I’ve written some posts on preparing for interviews as well. One was about another part of interviewing I used to dread – panel interviews. I thought you might like to check it out:

Irene Koo

Dana, that’s definitely an important point. I think ending on a positive note, by emphasizing how you’ve been working on your weakness(es), would certainly leave a more favorable impression and show that you’re constantly thinking about how to improve.

I also really enjoyed reading your post about panel interviews!! It’s so interesting how interview dynamics are slightly different when there’s more than one interviewer—it’s something I had never really thought about before.

Yvonne Mikalopas

Hi. I enjoyed your article and took two of the personality tests you mentioned.
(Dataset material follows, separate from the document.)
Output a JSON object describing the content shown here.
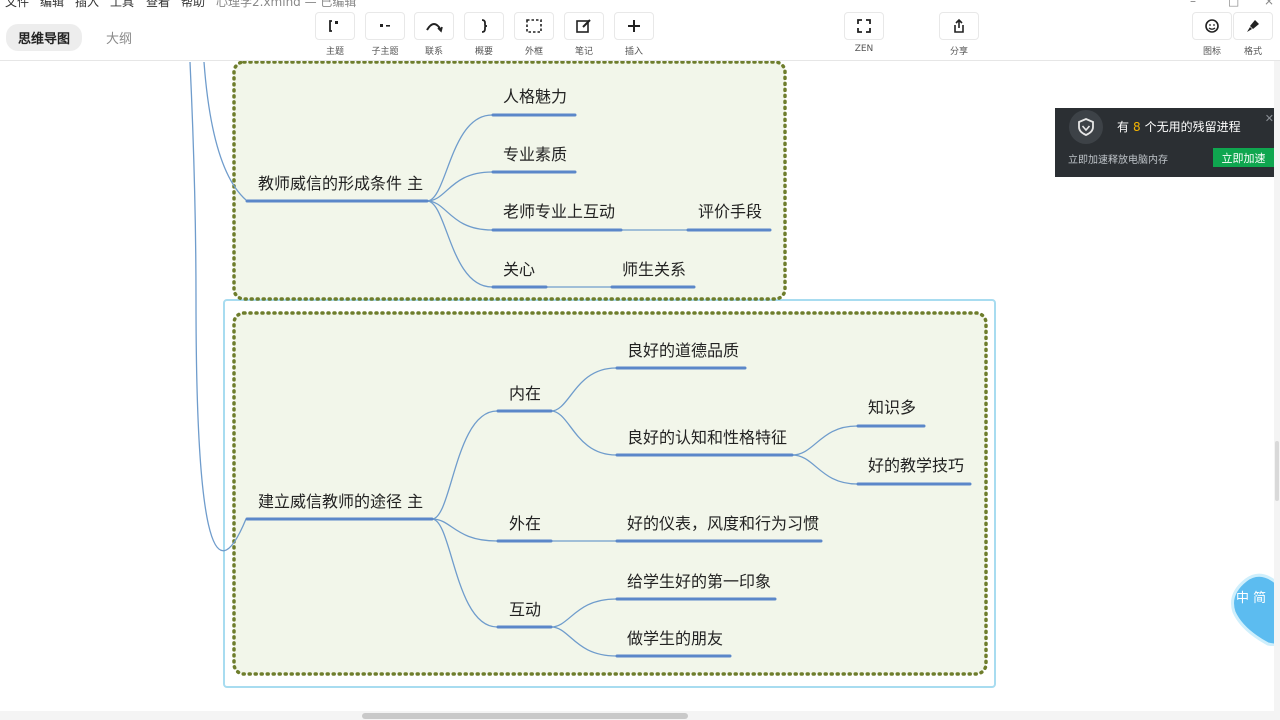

That was fun but I find personality tests to be a bit “horoscopey” and actually don’t take much stock in them, (which was really reflected in my results, lol.) I agree, though, being prepared for the weakness question is always a good idea and the tactics you put forth for doing so are very helpful.

Larry Till

Great post, Irene. This is something that many of us fear going into a job interview. Here’s what I’ve taken to doing: I answer by saying, “I suck at math.” That gets the interviewer’s attention, especially if the job involves budget or money management, as you can imagine. I then go on to explain that having recognized this weakness in my skill set, I’ve taken concrete steps over the years to a) learn to ask the right questions, so that I can at least understand what the numbers mean; and b) as a manager, to surround myself with people whose skills complement mine. I really believe that what this question is really asking about is self-awareness.